Granted, Andrews isn’t exactly an old white guy in a suit. She’s idolized for her looks, and as far as we can tell she’s a good reporter, too. But it’s hard to see what makes her a good spokesperson for an athletic footwear line.
In a story that primarily dealt with the journalistic conflicts at hand (something we’ll plead the fifth on in this age of journalism schools urging their students to create a “brand”), the New York Times briefly touched on this very issue. Here’s the last two sentences of the story:
[Executive creative director of Baker Street Advertising Bob] Dorfman said that sports television personalities could be attractive to companies because they had authority with viewers and were a safer bet than athletes, who can be prone to scandals. “It’s becoming more and more common,” he said.
If Dorfman’s right about one thing, it’s that 2010 was a banner year for athletes shattering their pristine images. Between Brett Favre, Tiger Woods, and LeBron James, the risk associated with athlete endorsers is clearer now than ever before. Whether that necessarily means consumers are ready for sportscasters to hawk sports drinks is a different story.

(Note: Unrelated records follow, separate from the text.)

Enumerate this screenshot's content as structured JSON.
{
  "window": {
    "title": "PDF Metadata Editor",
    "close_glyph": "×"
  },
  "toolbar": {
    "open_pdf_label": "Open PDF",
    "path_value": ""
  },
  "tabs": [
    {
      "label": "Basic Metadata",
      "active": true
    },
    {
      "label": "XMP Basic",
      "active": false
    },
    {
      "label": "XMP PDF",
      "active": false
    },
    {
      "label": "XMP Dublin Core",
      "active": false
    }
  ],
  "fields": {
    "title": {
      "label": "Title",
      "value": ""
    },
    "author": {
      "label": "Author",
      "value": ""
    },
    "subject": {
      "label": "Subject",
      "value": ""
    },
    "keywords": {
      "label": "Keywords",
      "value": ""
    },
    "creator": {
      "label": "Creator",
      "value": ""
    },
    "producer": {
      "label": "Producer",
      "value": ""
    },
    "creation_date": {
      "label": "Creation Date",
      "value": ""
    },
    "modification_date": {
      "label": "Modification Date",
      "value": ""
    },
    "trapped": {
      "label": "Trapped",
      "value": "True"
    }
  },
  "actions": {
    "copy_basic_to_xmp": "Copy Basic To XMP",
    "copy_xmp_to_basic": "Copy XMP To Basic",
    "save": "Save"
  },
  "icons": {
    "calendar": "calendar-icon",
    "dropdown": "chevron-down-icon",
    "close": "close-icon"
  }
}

We spoke to some industry experts to get their take on the idea of sportscasters replacing the athletes they cover in the advertising world. The consensus was that you won’t see any “I Wanna Be Like Mike” commercials referring to Al Michaels, or any sneakers adorned with Chris Berman’s silhouette rather than Michael Jordan’s.
Because even though athletes are more expensive, and can, in some cases, present more of a risk – although scandals at ESPN might suggest otherwise – when push comes to shove, they connect better with the public because of their ‘cultural relevance.’
“Without cultural relevance, the endorsement doesn’t have the power to impact consumer behaviour,” Whitney Wagoner, a sports business industry analyst at the University of Oregon’s Warsaw Sports Marketing centre, told us. “Relevance is all about how the target consumer of the product perceives the endorser.”And frankly, sports commentators don’t inspire imitators among the target demographic for most products that use athletes as spokespeople. Wagoner points out that spokespeople work best when the consumer sees him or herself in the endorser, or aspires to be like the endorser enough to want to buy, use, or eat, what they do. “In this context,” she said, “I am not certain many sports commentators would fit the role.”
And while to some naive sports fans, the talking heads on their tube might hold some authority, that would only influence purchasing habits in very specific cases, to a very slim demographic of consumers.
Even if a particular company were to deem a commentator more appropriate or cost effective than an athlete, there’s still another issue at play. There are media conflicts.
“Personalities with network ties can be difficult to book in media outside of their own network or affiliates,” explained Dina Sakr, the director of talent services at Edelman PR’s sports and entertainment marketing division. “[That] makes athletes an easier sell to the media.” Sakr also echoed many of Wagoner’s thoughts on athletes ability to influence purchasing decisions, and even used the very same phrase: “cultural relevance.”
So the verdict is in. Erin Andrews doesn’t mark the start of a trend towards using sports commentators rather than athletes to sell products, rather, it’s harks back to an advertising principal as old as marketing itself: sex sells, and beautiful women move products.
That means, until Dick Vitale begins to resemble Erin Andrews or Ines Sainz, Aaron Rodgers can rest assured that a clean public record and continued on-field success will guarantee him big paychecks from Madison Avenue.